E, depressa, na mesa do freguês
Água e café o caixeirinho1 deita.

 E o senhor?...  Uma média... Ao longe espreita
O movimento todo de uma vez
O gerente, que alegre se deleita
Ouvindo uns versos do Brasil dos Reis2.

No restaurante também a freguesia
Come contente em meio da poesia,
Pois o menu em versos é descrito!

 Que deseja?... Uma sopa... Só?...  A lista
Para escolher um bife futurista3,
Mas é depressa, diz o zinho4 aflito.

II

À mesa do Café, sentado, rindo
No meio de uma roda literária,
René recita uns seios de mulata,
E a roda toda fica besta, ouvindo.

Depois o Gomes Filho os seios mata,
Com outra poesia  o lago azul, dormindo
Muito ao longe... Depois, Leitão sorrindo,
Descreve a dura vida de um pirata.

Depois o Tangerini calmamente,
De improviso recita alegremente
Uma poesia linda como o amor!

A roda fica besta novamente,
Gonzaga então levanta sorridente
E murmura um soneto de valor...

III

Apollo amarra a cara e após levanta,
Tosse e suspira e fala altivamente
Um troço, e a roda toda até se espanta
Julgando Apollo ter perdido a mente.

Olavo Bastos suavemente canta
Um soneto de amor e a roda sente
A sensação dessa brutal garganta,
Que Olavo Bastos canta suavemente.

E a caixeirada passa atenta, olhando
Para quem abre a boca recitando,
Com tanta inspiração, uma poesia.

Depois... fecha o café a Roda sai
E a procissão na rua lenta vai
Para voltar de novo noutro dia!...

Notas de Luiz Antonio Barros:
1. Caixeirinho: dim.
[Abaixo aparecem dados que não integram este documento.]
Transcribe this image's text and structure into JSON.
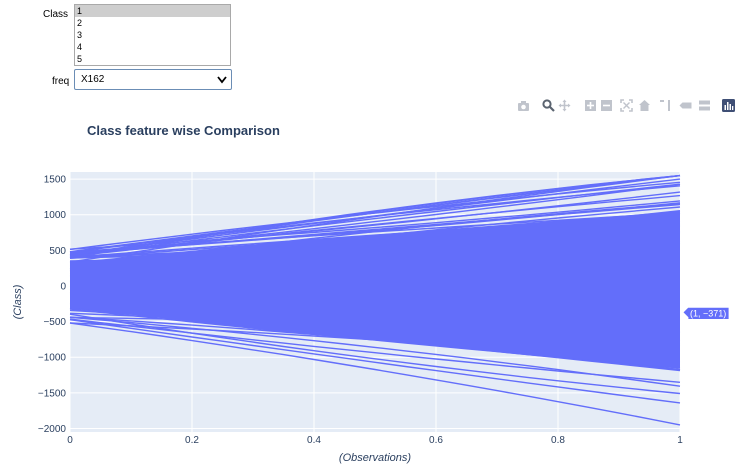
{
  "controls": {
    "class_label": "Class",
    "class_options": [
      "1",
      "2",
      "3",
      "4",
      "5"
    ],
    "class_selected": "1",
    "freq_label": "freq",
    "freq_value": "X162"
  },
  "modebar": {
    "icons": [
      "camera-icon",
      "zoom-icon",
      "pan-icon",
      "zoom-in-icon",
      "zoom-out-icon",
      "autoscale-icon",
      "reset-axes-icon",
      "spike-lines-icon",
      "hover-closest-icon",
      "hover-compare-icon",
      "plotly-logo-icon"
    ]
  },
  "chart_data": {
    "type": "line",
    "title": "Class feature wise Comparison",
    "xlabel": "(Observations)",
    "ylabel": "(Class)",
    "xlim": [
      0,
      1
    ],
    "ylim": [
      -2050,
      1600
    ],
    "xticks": [
      "0",
      "0.2",
      "0.4",
      "0.6",
      "0.8",
      "1"
    ],
    "yticks": [
      "1500",
      "1000",
      "500",
      "0",
      "−500",
      "−1000",
      "−1500",
      "−2000"
    ],
    "ytick_values": [
      1500,
      1000,
      500,
      0,
      -500,
      -1000,
      -1500,
      -2000
    ],
    "xtick_values": [
      0,
      0.2,
      0.4,
      0.6,
      0.8,
      1
    ],
    "series_color": "#636efa",
    "background": "#e5ecf6",
    "series_note_hidden": true,
    "hover_label": "(1, −371)",
    "hover_point": [
      1,
      -371
    ],
    "grid": true,
    "fan_series": {
      "start_range": [
        -520,
        520
      ],
      "end_range": [
        -1950,
        1550
      ],
      "count": 90
    }
  }
}
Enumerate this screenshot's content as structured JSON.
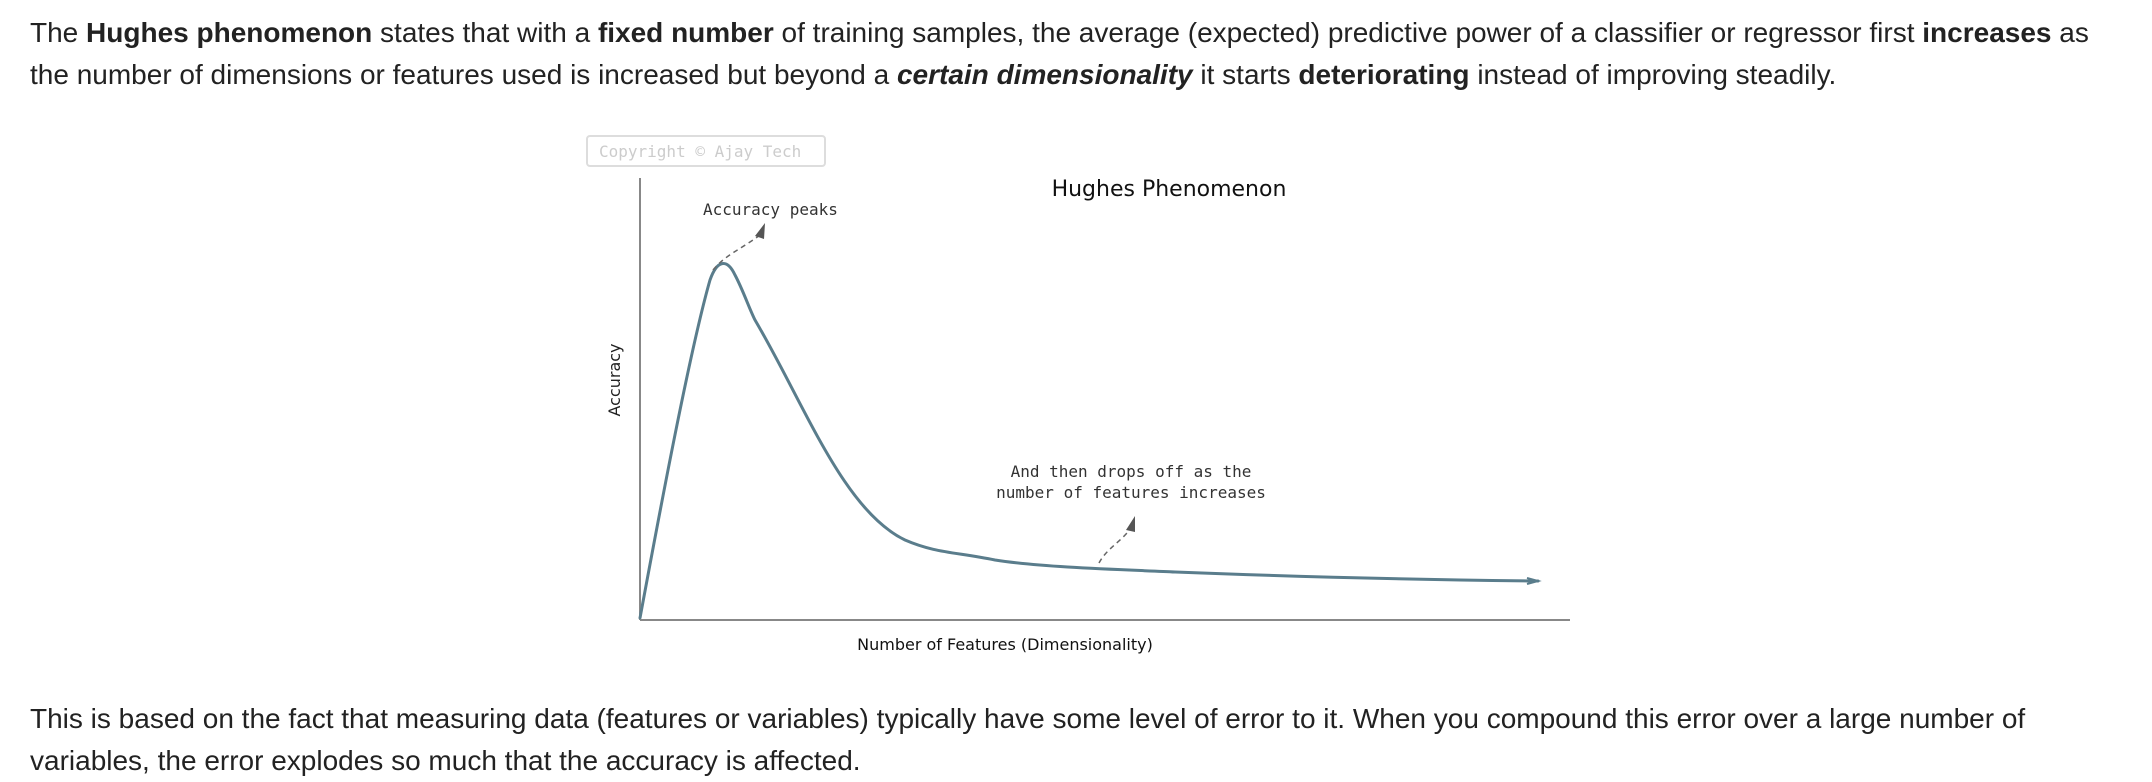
{
  "intro": {
    "t1": "The ",
    "b1": "Hughes phenomenon",
    "t2": " states that with a ",
    "b2": "fixed number",
    "t3": " of training samples, the average (expected) predictive power of a classifier or regressor first ",
    "b3": "increases",
    "t4": " as the number of dimensions or features used is increased but beyond a ",
    "bi1": "certain dimensionality",
    "t5": " it starts ",
    "b4": "deteriorating",
    "t6": " instead of improving steadily."
  },
  "figure": {
    "watermark": "Copyright © Ajay Tech",
    "title": "Hughes Phenomenon",
    "ylabel": "Accuracy",
    "xlabel": "Number of Features (Dimensionality)",
    "annotation_peak": "Accuracy peaks",
    "annotation_drop_line1": "And then drops off as the",
    "annotation_drop_line2": "number of features increases",
    "line_color": "#5a7d8c",
    "axis_color": "#888888"
  },
  "outro": {
    "text": "This is based on the fact that measuring data (features or variables) typically have some level of error to it. When you compound this error over a large number of variables, the error explodes so much that the accuracy is affected."
  }
}
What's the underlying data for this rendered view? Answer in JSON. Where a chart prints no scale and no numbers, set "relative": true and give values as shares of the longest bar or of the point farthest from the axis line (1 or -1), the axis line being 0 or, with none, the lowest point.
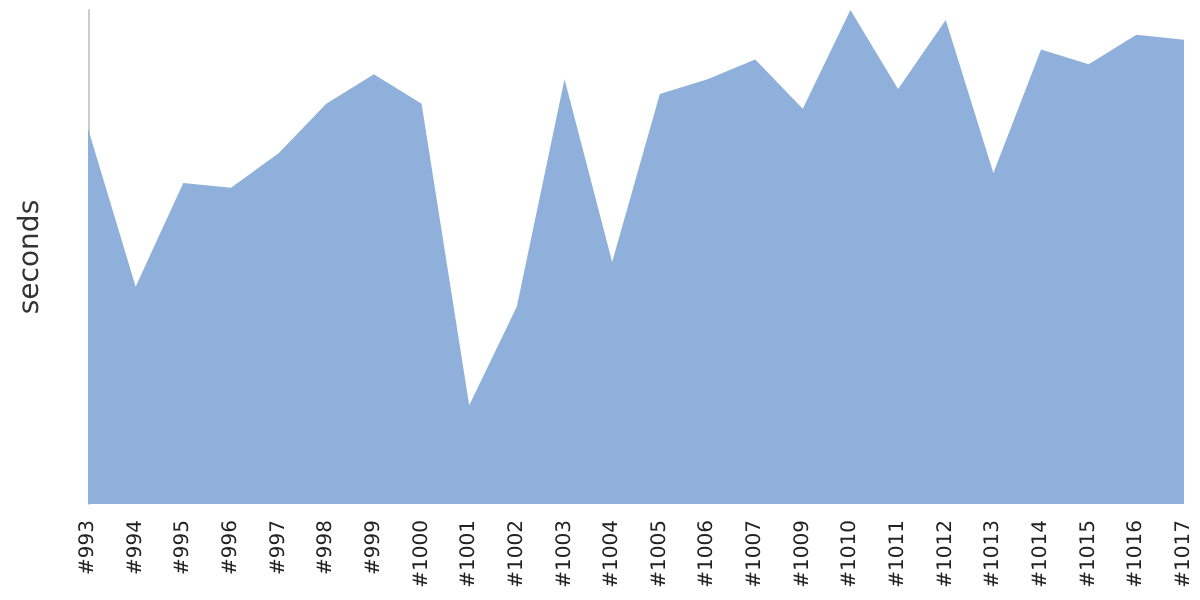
{
  "chart_data": {
    "type": "area",
    "ylabel": "seconds",
    "relative": true,
    "categories": [
      "#993",
      "#994",
      "#995",
      "#996",
      "#997",
      "#998",
      "#999",
      "#1000",
      "#1001",
      "#1002",
      "#1003",
      "#1004",
      "#1005",
      "#1006",
      "#1007",
      "#1009",
      "#1010",
      "#1011",
      "#1012",
      "#1013",
      "#1014",
      "#1015",
      "#1016",
      "#1017"
    ],
    "series": [
      {
        "color": "#8fb0da",
        "values": [
          0.76,
          0.44,
          0.65,
          0.64,
          0.71,
          0.81,
          0.87,
          0.81,
          0.2,
          0.4,
          0.86,
          0.49,
          0.83,
          0.86,
          0.9,
          0.8,
          1,
          0.84,
          0.98,
          0.67,
          0.92,
          0.89,
          0.95,
          0.94
        ]
      }
    ]
  }
}
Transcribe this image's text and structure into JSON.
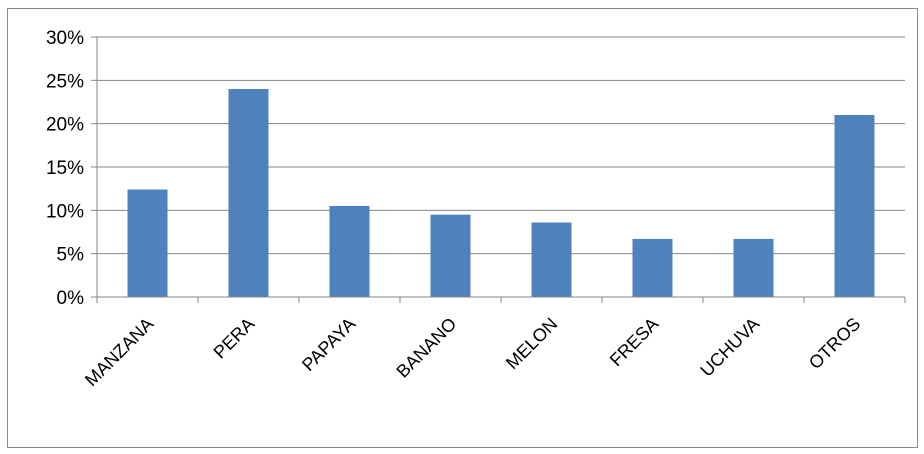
{
  "chart_data": {
    "type": "bar",
    "categories": [
      "MANZANA",
      "PERA",
      "PAPAYA",
      "BANANO",
      "MELON",
      "FRESA",
      "UCHUVA",
      "OTROS"
    ],
    "values": [
      12.4,
      24.0,
      10.5,
      9.5,
      8.6,
      6.7,
      6.7,
      21.0
    ],
    "ylim": [
      0,
      30
    ],
    "yticks": [
      0,
      5,
      10,
      15,
      20,
      25,
      30
    ],
    "ytick_labels": [
      "0%",
      "5%",
      "10%",
      "15%",
      "20%",
      "25%",
      "30%"
    ],
    "grid": true,
    "bar_color": "#4f81bd",
    "gridline_color": "#868686"
  }
}
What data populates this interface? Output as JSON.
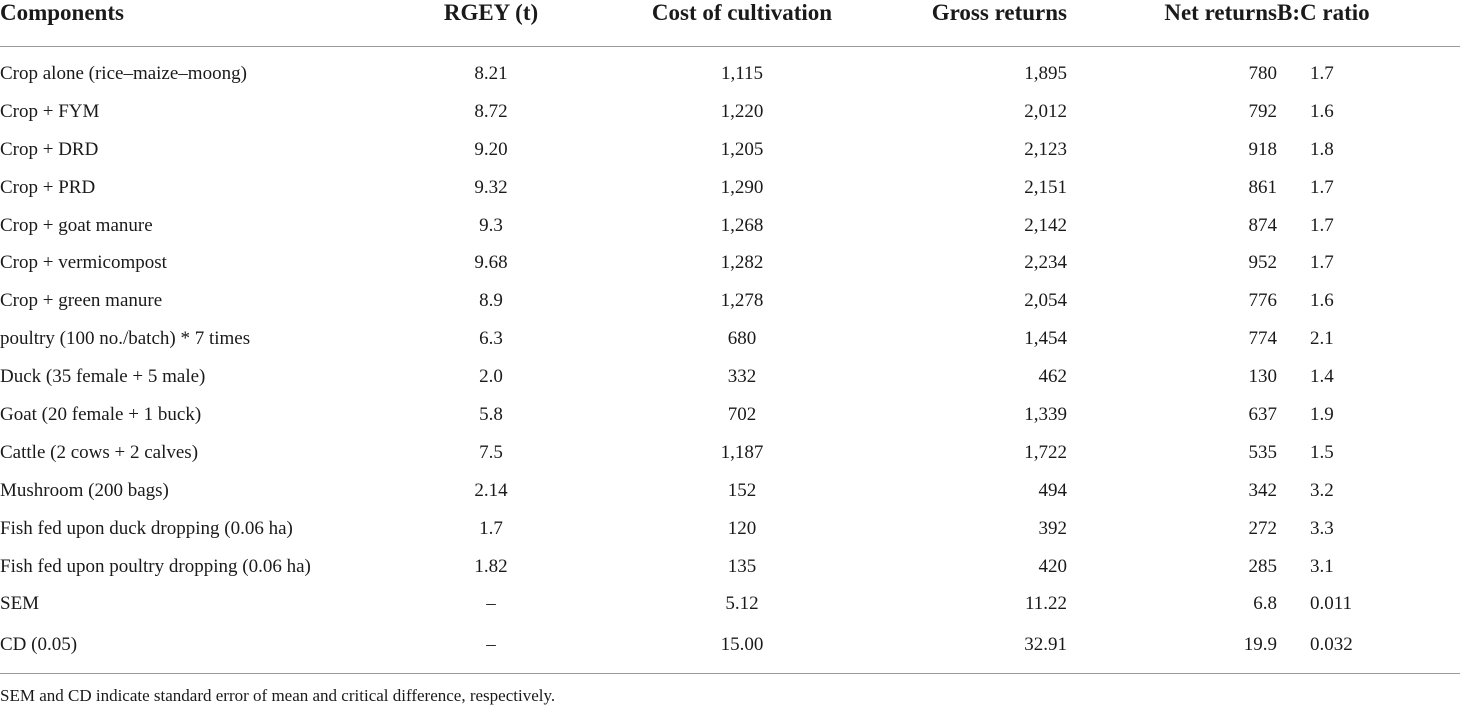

De caixeiro; empregado em casa de comércio que vende ao balcão; balconista. (Aurélio)
2. Os três sonetos citam os nomes dos seguintes parisienses: Benedito Angreense Brasil dos Reis, René Descartes de Medeiros, Eduardo Luís Gomes Filho, Luiz de Gonzaga, Nestor Tambourindeguy Tangerini, Olavo Bastos e Apollo Martins de Oliveira.
3. Futurista: Qualquer forma excêntrica, diferente, moderna de arte. (Aulete)
4. Zinho: qualquer homem, indivíduo, sujeito, especialmente o namorado. É o sufixo diminutivo, separado de palavras como elezinho, rapazinho, e elevado à categoria de substantivo. Fem.: zinha. (Lili Leitão)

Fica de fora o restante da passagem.